= Hans Busch =

German physicist

Hans Walter Hugo Busch (27 February 1884 in Jüchen, North Rhine-Westphalia, Germany - 16 February 1973 in Darmstadt, Hesse) was a German physicist. He was a pioneer of electron optics and laid the theoretical basis for the electron microscope.

From 1904 to 1905 he studied physics in Strasbourg, from 1905 to 1908 in Berlin and from 1907 to 1911 physics and applied physics in Göttingen. He then was assistant for applied electrical engineering in Göttingen. He received his doctorate in 1911 from the University of Göttingen. In 1920 he habilitated from the same university and was then Privatdozent of physics and applied physics. In 1921 he was Privatdozent in Jena. In 1922 he became associate professor in Jena. In 1929 he became professor at the Technische Hochschule (TH) in Charlottenburg (now Technische Universität Berlin). In 1930 he became Professor in Electrical Engineering at the TH Darmstadt (now Technische Universität Darmstadt) and from 1933 to 1934 the rector of the university. From 1937 to 1939 and 1944 to 1947 he was the Dean of the Department of Electrical Engineering of the TH Darmstadt. Busch became a Patron Member of the SS. In 1940 Busch and his team started to work on data transmission in Peenemünde Army Research Center. For this work he received the War Merit Cross in 1942. From 1944 to 1945 he was at the same time Dean of the Department of Mechanical Engineering. In 1952 he became professor emeritus.

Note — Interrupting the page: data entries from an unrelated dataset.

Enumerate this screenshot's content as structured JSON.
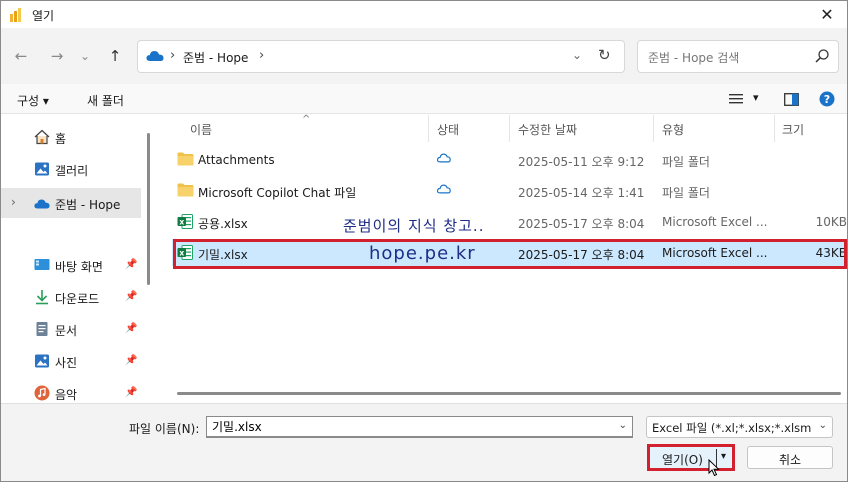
{
  "window": {
    "title": "열기",
    "close_glyph": "✕"
  },
  "nav": {
    "back_glyph": "←",
    "forward_glyph": "→",
    "recent_glyph": "⌄",
    "up_glyph": "↑",
    "address_separator": "›",
    "address_path": "준범 - Hope",
    "address_dropdown_glyph": "⌄",
    "refresh_glyph": "↻",
    "search_placeholder": "준범 - Hope 검색"
  },
  "toolbar": {
    "organize_label": "구성 ▾",
    "new_folder_label": "새 폴더",
    "view_dropdown_glyph": "▾"
  },
  "sidebar": {
    "items": [
      {
        "label": "홈",
        "icon": "home-icon"
      },
      {
        "label": "갤러리",
        "icon": "gallery-icon"
      },
      {
        "label": "준범 - Hope",
        "icon": "onedrive-cloud-icon",
        "selected": true,
        "expander": "›"
      },
      {
        "label": "바탕 화면",
        "icon": "desktop-icon",
        "pinned": true
      },
      {
        "label": "다운로드",
        "icon": "download-icon",
        "pinned": true
      },
      {
        "label": "문서",
        "icon": "documents-icon",
        "pinned": true
      },
      {
        "label": "사진",
        "icon": "pictures-icon",
        "pinned": true
      },
      {
        "label": "음악",
        "icon": "music-icon",
        "pinned": true
      }
    ],
    "pin_glyph": "📌"
  },
  "columns": {
    "name": "이름",
    "status": "상태",
    "modified": "수정한 날짜",
    "type": "유형",
    "size": "크기",
    "sort_glyph": "^"
  },
  "files": [
    {
      "name": "Attachments",
      "icon": "folder-icon",
      "status": "cloud",
      "modified": "2025-05-11 오후 9:12",
      "type": "파일 폴더",
      "size": ""
    },
    {
      "name": "Microsoft Copilot Chat 파일",
      "icon": "folder-icon",
      "status": "cloud",
      "modified": "2025-05-14 오후 1:41",
      "type": "파일 폴더",
      "size": ""
    },
    {
      "name": "공용.xlsx",
      "icon": "excel-icon",
      "status": "synced",
      "modified": "2025-05-17 오후 8:04",
      "type": "Microsoft Excel ...",
      "size": "10KB"
    },
    {
      "name": "기밀.xlsx",
      "icon": "excel-icon",
      "status": "synced",
      "modified": "2025-05-17 오후 8:04",
      "type": "Microsoft Excel ...",
      "size": "43KB",
      "selected": true
    }
  ],
  "overlay": {
    "line1": "준범이의 지식 창고..",
    "line2": "hope.pe.kr"
  },
  "footer": {
    "filename_label": "파일 이름(N):",
    "filename_value": "기밀.xlsx",
    "filter_value": "Excel 파일 (*.xl;*.xlsx;*.xlsm;*.x",
    "dropdown_glyph": "⌄",
    "open_label": "열기(O)",
    "open_split_glyph": "▾",
    "cancel_label": "취소"
  },
  "colors": {
    "highlight_red": "#d3202f",
    "selection_blue": "#cce8ff",
    "overlay_text": "#1f2d86",
    "excel_green": "#107c41",
    "folder_yellow": "#f0c24b",
    "onedrive_blue": "#1a73c8"
  }
}
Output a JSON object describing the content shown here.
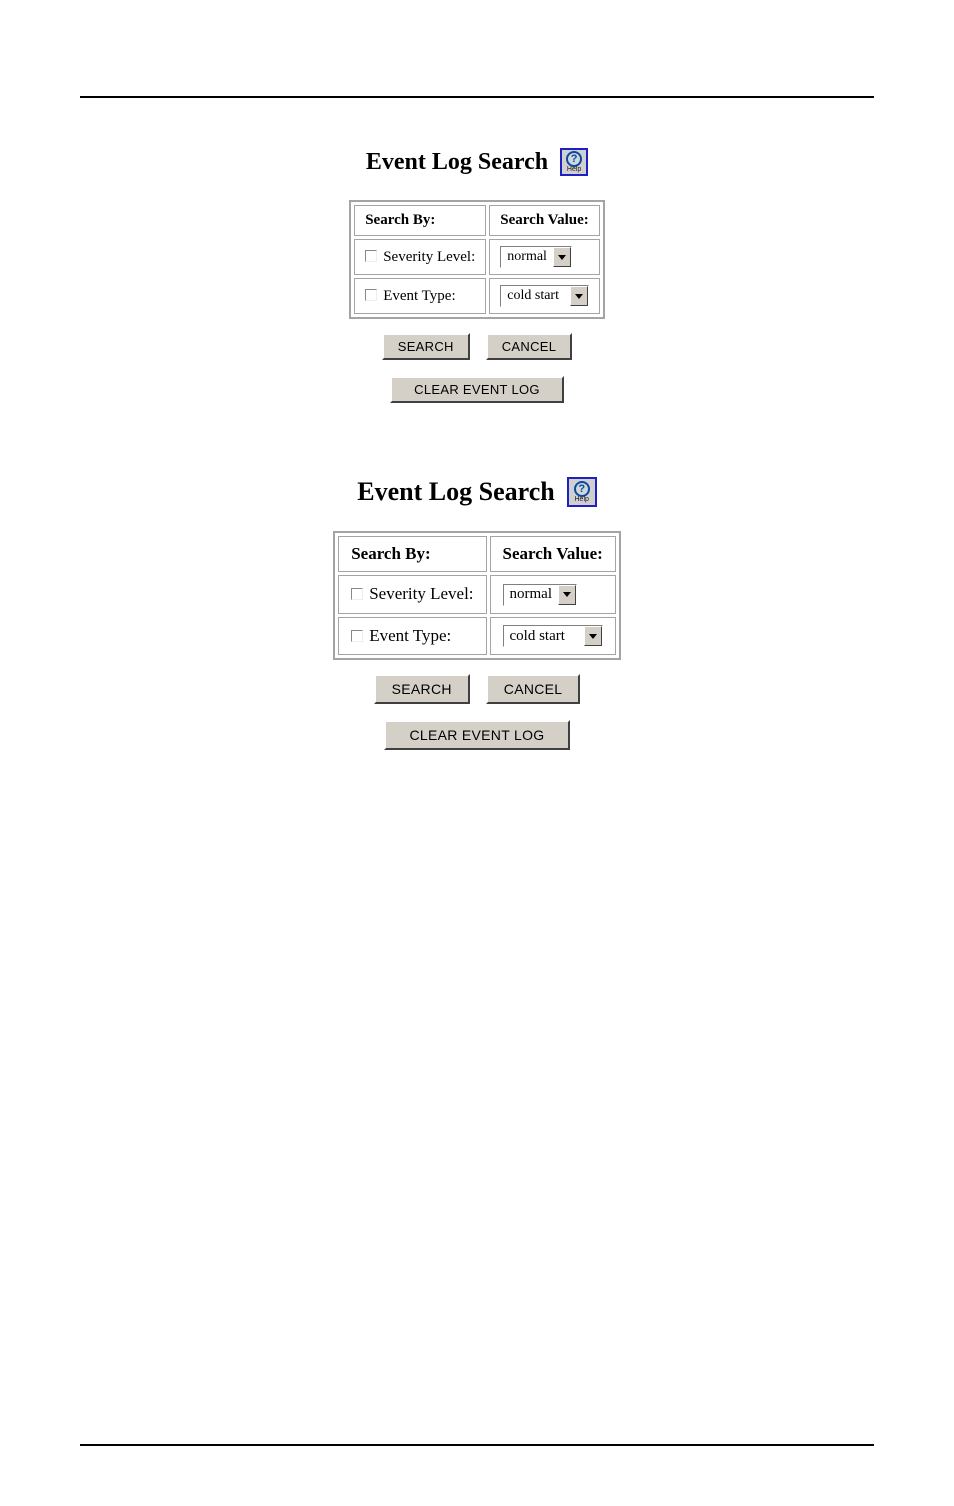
{
  "panel1": {
    "title": "Event Log Search",
    "help_label": "Help",
    "table": {
      "header_search_by": "Search By:",
      "header_search_value": "Search Value:",
      "row_severity_label": "Severity Level:",
      "row_event_type_label": "Event Type:",
      "severity_value": "normal",
      "event_type_value": "cold start"
    },
    "buttons": {
      "search": "SEARCH",
      "cancel": "CANCEL",
      "clear": "CLEAR EVENT LOG"
    }
  },
  "panel2": {
    "title": "Event Log Search",
    "help_label": "Help",
    "table": {
      "header_search_by": "Search By:",
      "header_search_value": "Search Value:",
      "row_severity_label": "Severity Level:",
      "row_event_type_label": "Event Type:",
      "severity_value": "normal",
      "event_type_value": "cold start"
    },
    "buttons": {
      "search": "SEARCH",
      "cancel": "CANCEL",
      "clear": "CLEAR EVENT LOG"
    }
  }
}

Ernst Ruska read a paper by Busch in the academic journal Archives Elektrotechnik where Busch suggested that magnetic fields could be used to direct beams of electrons analogous to the way light is refracted by optical lenses. His proof that a small angle electron beam can be focused to a point by a cylindrical magnetic lens was the basis for the development of the transmission electron microscope by Ruska and Knoll.

In recognition of his work in the field, Busch was unanimously elected an honorary fellow of the German Society for Electron Microscopy at its first meeting in 1949.